Double nettoyage, exfoliation chimique, base face, sérum hydratant, contour des yeux, SPF…Cette recette miracle afin de rendre sa peau plus lumineuse n’a rien de low cost et ne s’adresse pas à toutes les bourses, puisqu’il faut compter environ 150 euros afin de s’équiper correctement si l’on veut faire partie des actuels canons de beauté. Pour preuve, la vidéo postée par Bella Hadid en mars dernier dans laquelle la clean girl en chef vient nous narguer de sa morning routine aussi longue et incompréhensible qu’un film de Christopher Nolan. Sérums buvables, 13 gélules des compléments alimentaires, gel de mousse de mer et tout un tas d’autres liquides WTF composent cette odyssée du wellness au budget XXL, perpétuant ainsi un certain mépris de classe laissant penser que seuls.es les fortunés.es peuvent s’offrir une hygiène de vie respectable.
En plein essor, le marché des skin boosters voit apparaître de nouveaux protocoles chaque saison, à l’image de Skinvive, un tout nouveau traitement de médecine esthétique apparu il y a moins d’un an aux USA et dont les propriétés hydrophiles de l’acide hyaluronique réhydratent la peau en profondeur, moyennant 500€ pour un résultat s’estompant entre 8 et 24 mois.
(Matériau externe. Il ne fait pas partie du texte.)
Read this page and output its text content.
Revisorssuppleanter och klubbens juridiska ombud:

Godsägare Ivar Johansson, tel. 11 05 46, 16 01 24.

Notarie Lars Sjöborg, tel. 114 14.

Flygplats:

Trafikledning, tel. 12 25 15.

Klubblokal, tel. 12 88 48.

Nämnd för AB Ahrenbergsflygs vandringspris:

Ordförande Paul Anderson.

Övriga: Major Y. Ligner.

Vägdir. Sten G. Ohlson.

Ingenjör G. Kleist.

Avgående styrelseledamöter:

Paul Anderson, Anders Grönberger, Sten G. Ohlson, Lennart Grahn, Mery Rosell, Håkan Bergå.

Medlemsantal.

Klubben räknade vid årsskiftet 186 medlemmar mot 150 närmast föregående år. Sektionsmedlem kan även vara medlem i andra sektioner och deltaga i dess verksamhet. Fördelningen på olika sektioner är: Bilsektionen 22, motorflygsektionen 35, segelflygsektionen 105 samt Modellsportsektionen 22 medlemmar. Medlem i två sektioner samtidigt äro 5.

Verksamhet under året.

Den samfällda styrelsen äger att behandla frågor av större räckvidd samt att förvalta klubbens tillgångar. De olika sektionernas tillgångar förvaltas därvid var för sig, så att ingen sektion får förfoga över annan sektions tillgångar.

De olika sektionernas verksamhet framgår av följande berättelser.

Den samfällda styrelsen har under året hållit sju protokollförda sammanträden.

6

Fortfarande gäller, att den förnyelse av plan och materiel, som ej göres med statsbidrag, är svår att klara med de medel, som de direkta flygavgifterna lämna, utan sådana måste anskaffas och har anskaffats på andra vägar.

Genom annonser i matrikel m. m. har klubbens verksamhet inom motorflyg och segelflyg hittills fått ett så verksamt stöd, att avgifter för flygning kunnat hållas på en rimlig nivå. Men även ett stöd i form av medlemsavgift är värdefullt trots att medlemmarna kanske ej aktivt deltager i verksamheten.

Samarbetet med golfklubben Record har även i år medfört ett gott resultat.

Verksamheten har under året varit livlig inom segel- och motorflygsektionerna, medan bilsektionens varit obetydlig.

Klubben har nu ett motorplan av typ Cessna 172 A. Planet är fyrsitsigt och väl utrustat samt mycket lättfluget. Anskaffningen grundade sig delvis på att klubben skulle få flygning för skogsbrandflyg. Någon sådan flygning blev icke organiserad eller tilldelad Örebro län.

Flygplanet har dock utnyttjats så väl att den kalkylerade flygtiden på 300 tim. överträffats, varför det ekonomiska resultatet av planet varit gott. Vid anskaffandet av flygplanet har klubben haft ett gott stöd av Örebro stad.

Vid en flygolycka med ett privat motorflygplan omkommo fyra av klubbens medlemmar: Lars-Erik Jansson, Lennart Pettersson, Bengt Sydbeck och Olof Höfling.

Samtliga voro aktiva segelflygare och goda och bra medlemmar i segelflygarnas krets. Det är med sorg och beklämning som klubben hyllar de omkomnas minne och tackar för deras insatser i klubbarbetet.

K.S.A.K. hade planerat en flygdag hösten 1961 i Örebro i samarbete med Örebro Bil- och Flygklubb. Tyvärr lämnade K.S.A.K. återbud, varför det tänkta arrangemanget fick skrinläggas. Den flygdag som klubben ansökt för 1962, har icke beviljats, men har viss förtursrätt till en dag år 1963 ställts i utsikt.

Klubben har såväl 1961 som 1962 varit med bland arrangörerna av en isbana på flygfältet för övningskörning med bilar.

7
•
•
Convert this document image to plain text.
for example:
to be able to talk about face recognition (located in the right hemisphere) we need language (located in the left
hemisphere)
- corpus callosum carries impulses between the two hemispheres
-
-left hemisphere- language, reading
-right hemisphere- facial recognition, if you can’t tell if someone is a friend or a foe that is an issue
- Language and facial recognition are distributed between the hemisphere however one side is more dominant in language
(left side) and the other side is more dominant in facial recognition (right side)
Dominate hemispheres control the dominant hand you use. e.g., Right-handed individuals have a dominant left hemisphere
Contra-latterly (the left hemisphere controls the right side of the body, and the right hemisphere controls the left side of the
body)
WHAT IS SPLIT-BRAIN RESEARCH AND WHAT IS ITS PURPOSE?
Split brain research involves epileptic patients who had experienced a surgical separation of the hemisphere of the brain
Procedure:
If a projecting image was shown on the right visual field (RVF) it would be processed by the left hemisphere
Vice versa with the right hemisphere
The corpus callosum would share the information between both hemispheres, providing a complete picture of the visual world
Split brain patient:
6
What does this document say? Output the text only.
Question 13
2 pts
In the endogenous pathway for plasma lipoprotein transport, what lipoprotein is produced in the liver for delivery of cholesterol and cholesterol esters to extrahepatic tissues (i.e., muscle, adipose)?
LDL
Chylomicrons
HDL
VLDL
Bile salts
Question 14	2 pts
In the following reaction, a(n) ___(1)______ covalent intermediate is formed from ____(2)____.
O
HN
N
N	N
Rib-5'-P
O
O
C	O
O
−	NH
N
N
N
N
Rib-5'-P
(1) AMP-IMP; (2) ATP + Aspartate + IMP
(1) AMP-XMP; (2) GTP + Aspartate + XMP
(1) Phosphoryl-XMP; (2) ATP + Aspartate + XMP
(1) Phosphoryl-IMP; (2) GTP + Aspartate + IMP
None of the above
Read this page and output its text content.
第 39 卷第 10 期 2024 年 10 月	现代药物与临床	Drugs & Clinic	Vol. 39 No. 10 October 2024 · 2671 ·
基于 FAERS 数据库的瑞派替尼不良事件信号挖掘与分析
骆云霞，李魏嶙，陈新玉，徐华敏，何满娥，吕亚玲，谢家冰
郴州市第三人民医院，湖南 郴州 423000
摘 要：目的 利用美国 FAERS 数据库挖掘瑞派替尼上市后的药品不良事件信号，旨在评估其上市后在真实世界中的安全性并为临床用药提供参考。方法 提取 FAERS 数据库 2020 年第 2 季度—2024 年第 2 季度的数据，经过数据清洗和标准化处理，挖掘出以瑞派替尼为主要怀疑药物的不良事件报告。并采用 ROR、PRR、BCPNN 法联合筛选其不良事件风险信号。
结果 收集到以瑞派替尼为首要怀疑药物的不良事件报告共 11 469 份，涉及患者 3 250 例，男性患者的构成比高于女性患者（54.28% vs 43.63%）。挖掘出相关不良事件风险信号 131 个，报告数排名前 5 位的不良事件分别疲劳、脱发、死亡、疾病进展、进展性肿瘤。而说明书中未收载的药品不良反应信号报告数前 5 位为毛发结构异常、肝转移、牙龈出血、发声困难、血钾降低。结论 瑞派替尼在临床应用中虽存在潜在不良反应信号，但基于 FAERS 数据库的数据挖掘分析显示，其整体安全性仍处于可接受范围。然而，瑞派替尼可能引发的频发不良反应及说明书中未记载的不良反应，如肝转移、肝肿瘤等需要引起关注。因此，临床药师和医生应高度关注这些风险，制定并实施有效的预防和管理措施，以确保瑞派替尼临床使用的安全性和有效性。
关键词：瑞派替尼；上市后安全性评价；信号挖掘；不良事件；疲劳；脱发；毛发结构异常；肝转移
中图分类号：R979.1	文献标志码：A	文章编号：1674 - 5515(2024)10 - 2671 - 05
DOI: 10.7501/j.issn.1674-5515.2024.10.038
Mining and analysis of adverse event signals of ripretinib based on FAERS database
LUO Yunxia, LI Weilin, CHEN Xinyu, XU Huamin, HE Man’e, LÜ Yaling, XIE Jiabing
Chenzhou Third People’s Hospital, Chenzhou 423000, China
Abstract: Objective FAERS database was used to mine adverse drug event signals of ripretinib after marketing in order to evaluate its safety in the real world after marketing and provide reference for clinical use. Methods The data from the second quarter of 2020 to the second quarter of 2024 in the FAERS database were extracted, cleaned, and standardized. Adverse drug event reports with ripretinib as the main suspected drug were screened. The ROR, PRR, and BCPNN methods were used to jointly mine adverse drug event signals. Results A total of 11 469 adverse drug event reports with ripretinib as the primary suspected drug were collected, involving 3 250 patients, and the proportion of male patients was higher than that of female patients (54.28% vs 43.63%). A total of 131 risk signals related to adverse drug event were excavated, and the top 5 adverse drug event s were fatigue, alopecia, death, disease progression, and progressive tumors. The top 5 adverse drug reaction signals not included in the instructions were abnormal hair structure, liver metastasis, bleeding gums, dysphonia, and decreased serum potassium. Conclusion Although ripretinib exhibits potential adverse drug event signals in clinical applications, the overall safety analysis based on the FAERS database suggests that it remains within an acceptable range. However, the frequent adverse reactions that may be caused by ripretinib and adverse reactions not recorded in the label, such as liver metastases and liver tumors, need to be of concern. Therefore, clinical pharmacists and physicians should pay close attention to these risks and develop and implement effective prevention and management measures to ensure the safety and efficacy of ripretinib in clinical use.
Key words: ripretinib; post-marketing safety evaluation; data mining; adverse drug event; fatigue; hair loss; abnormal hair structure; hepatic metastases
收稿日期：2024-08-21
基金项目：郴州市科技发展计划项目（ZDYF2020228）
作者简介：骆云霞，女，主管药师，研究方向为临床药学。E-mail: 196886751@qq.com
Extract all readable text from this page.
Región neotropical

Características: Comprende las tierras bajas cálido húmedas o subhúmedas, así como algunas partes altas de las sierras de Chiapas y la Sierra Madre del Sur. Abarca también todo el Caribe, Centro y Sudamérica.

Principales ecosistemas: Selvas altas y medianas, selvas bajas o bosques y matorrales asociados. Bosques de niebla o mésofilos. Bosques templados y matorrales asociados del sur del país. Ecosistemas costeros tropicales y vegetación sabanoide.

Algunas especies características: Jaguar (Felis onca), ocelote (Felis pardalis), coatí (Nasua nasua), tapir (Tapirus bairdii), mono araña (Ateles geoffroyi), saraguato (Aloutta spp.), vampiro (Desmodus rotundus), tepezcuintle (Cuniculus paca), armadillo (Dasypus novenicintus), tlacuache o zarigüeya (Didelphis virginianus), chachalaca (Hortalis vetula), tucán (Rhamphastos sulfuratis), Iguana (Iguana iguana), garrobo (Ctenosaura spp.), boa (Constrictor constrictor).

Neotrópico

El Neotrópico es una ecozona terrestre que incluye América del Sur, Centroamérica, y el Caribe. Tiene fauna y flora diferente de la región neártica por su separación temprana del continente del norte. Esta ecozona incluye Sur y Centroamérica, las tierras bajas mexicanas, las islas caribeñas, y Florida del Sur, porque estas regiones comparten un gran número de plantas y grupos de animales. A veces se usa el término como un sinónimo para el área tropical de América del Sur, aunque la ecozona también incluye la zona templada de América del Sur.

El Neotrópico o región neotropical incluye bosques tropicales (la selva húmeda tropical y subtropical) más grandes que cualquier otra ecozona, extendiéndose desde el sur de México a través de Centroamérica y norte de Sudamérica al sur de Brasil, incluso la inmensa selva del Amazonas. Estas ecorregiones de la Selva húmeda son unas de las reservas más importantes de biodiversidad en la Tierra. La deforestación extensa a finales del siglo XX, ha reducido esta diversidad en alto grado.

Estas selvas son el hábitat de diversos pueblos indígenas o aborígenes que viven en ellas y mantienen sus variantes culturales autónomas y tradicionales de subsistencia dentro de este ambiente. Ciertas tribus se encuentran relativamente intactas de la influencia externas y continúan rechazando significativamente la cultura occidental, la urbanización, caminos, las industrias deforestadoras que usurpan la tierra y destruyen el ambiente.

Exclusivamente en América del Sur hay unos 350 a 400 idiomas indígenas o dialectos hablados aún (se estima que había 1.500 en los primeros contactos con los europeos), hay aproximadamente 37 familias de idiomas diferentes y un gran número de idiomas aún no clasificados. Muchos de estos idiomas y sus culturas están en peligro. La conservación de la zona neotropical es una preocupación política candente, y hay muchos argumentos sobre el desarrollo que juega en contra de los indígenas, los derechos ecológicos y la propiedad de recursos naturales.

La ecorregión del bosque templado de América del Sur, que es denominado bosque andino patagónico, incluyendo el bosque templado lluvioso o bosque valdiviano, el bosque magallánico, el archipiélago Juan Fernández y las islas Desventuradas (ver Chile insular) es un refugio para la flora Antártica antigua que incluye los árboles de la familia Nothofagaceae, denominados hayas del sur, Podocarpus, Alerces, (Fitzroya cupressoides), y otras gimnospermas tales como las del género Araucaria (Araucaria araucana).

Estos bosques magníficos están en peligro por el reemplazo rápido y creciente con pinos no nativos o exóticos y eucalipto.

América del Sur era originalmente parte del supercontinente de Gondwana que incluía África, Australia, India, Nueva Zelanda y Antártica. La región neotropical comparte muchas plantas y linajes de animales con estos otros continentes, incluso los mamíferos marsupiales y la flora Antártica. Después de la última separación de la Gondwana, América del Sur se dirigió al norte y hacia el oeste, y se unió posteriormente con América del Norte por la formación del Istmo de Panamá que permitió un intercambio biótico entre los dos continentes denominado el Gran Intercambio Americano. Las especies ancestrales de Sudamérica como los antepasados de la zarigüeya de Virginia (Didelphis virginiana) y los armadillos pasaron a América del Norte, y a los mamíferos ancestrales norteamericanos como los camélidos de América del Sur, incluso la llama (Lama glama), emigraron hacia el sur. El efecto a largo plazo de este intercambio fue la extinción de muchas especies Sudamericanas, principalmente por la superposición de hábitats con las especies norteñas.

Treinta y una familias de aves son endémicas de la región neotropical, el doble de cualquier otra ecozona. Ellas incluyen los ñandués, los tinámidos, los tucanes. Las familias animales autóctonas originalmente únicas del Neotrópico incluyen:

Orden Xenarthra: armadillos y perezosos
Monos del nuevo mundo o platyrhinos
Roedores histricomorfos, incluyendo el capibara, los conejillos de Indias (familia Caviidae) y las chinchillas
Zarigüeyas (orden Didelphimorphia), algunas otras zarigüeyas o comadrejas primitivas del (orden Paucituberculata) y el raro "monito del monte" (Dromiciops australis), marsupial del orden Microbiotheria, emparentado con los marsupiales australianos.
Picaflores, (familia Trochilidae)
Un “agent de comblement” dont raffole la nouvelle génération, mais qui prouve aussi une certaine schizophrénie du marché de la médecine esthétique, dans un pays où les professionnels du secteur affirment désormais qu’elles·eux programment autant d’opérations pour injecter des fillers à base d’acide hyaluronique que d’opérations pour les enlever afin de paraître plus naturel. En France aussi, les codes de beauté ont tendance à changer, comme nous l’apprend le docteur Laurent Bataille, médecin esthétique exerçant dans le deuxième arrondissement de Paris : “Contrairement aux USA, les doses injectées en France ont toujours été raisonnables, surtout pour la patientèle parisienne qui prône une beauté plus naturelle. On assiste aujourd’hui à une demande de plus en plus forte, celle de la non injection. Les patients se tournent plus volontiers vers des soins afin de retirer ce qu’ils considèrent comme des défauts, comme des rides, et le marché se développe en ce sens en proposant de nouvelles alternatives à l’injection, tel que les lasers, de plus en plus performants, ainsi que le peeling.”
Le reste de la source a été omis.